With developers across the energy industry completing their preparations for the new integrated Single Electricity Market (I-SEM), attention is now turning to finding a route to market for the next phase of renewables projects. The pathway is becoming clearer. First through the opening of an application window for new grid connections under the regulator’s enduring connection policy (ECP-1), and then through the long-awaited publication of a high-level design for the Renewable Electricity Support Scheme (RESS).

These events have provided much-needed direction, as the industry sets out to help Ireland achieve its ambitious renewable energy targets to 2030, and beyond. The last opportunity for large renewables projects to apply for a grid connection, the ‘Group Processing Approach’ (GPA) or Gate 3 process, closed almost 10 years ago, so the opening of ‘ECP-1’, the first stage of the Commission for the Regulation of Utilities’ enduring connection policy in Ireland, is a major step forward for developers.

The other big milestone occurred in July this year, when the Irish Government published high-level details of the new Renewable Electricity Support Scheme (RESS), designed to support the development of renewable generation projects in Ireland. The scheme is a long-awaited replacement for the Renewable Energy Feed-In Tariff (REFIT), which closed for new applications in 2015.

The projects supported under the early RESS auctions will undoubtedly play a significant role in the growth of renewables in Ireland, lessening the impact of fines for missing our binding 2020 EU targets. However, with an aspirational RES-E (Renewable Energy Source for Electricity) target of 55 per cent by 2030, the RESS alone will not deliver the volume of generation needed to reach our more ambitious, longer-term goals. Therefore, we cannot solely rely on state support.

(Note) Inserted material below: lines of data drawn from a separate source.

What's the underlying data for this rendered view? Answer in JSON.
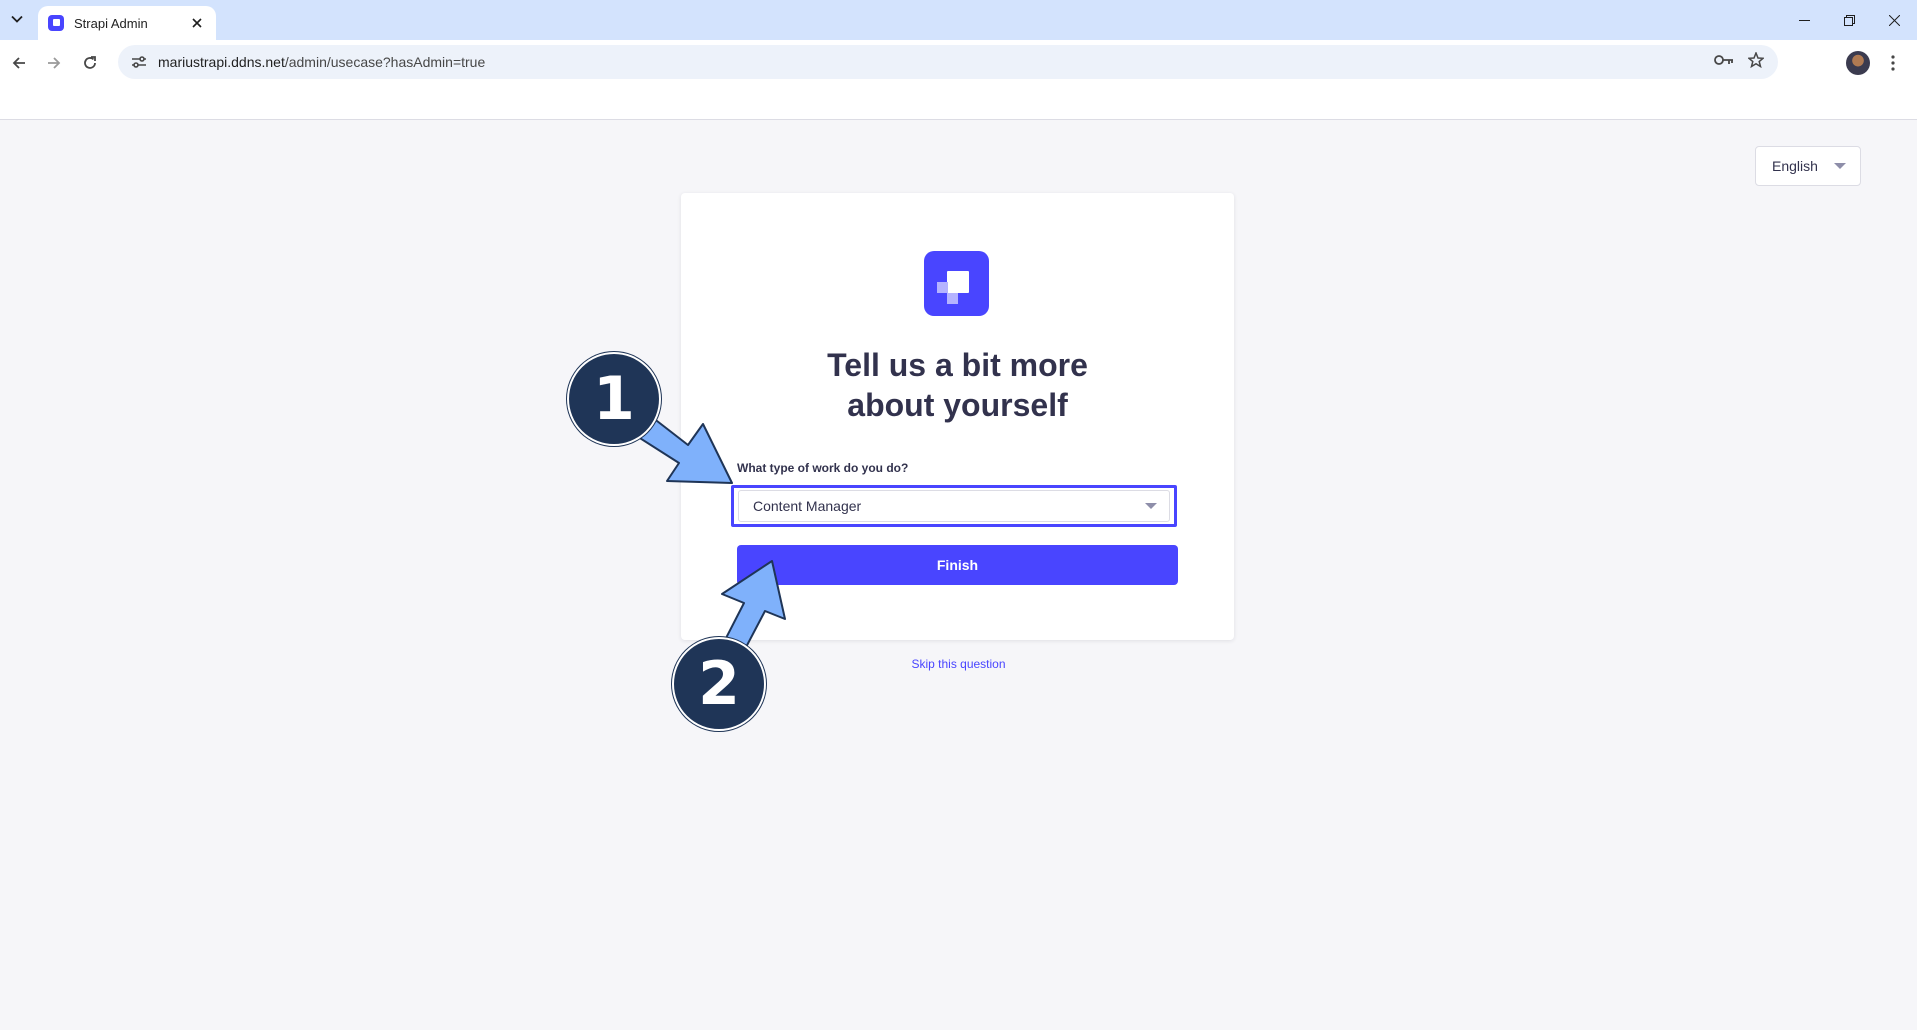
{
  "browser": {
    "tab_title": "Strapi Admin",
    "url_host": "mariustrapi.ddns.net",
    "url_path": "/admin/usecase?hasAdmin=true"
  },
  "page": {
    "language": "English",
    "heading_line1": "Tell us a bit more",
    "heading_line2": "about yourself",
    "question_label": "What type of work do you do?",
    "selected_role": "Content Manager",
    "finish_label": "Finish",
    "skip_label": "Skip this question"
  },
  "annotations": {
    "step1": "1",
    "step2": "2"
  },
  "colors": {
    "accent": "#4945ff",
    "badge": "#1f3557",
    "arrow": "#7fb1fb"
  },
  "icons": [
    "tab-list-icon",
    "close-icon",
    "minimize-icon",
    "restore-icon",
    "back-arrow-icon",
    "forward-arrow-icon",
    "reload-icon",
    "site-info-icon",
    "password-key-icon",
    "bookmark-star-icon",
    "kebab-menu-icon",
    "chevron-down-icon",
    "strapi-logo"
  ]
}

To bridge the gap, we will also need creative and innovative financing solutions. At SSE Airtricity, we’ve been busy exploring all the options open to developers, and we believe Corporate Power Purchase Agreements (PPAs) have the potential to play a significant role.

Typically, developers have preferred government-backed support schemes due to their stable and long-term nature, while Corporate PPAs have often been met with scepticism. This view has been founded in the context of challenges surrounding divergence in price expectations from the parties involved, duration and bankability of contracts, and the absence of comparable price data. Additionally, planning and grid access issues have seen a shortage of suitable, ‘shovel-ready’ projects. As a result, the Irish market is yet to see a subsidy-free Corporate PPA. However, the looming international climate and energy targets, and their associated penalties, mean that scepticism is quickly being replaced by curiosity.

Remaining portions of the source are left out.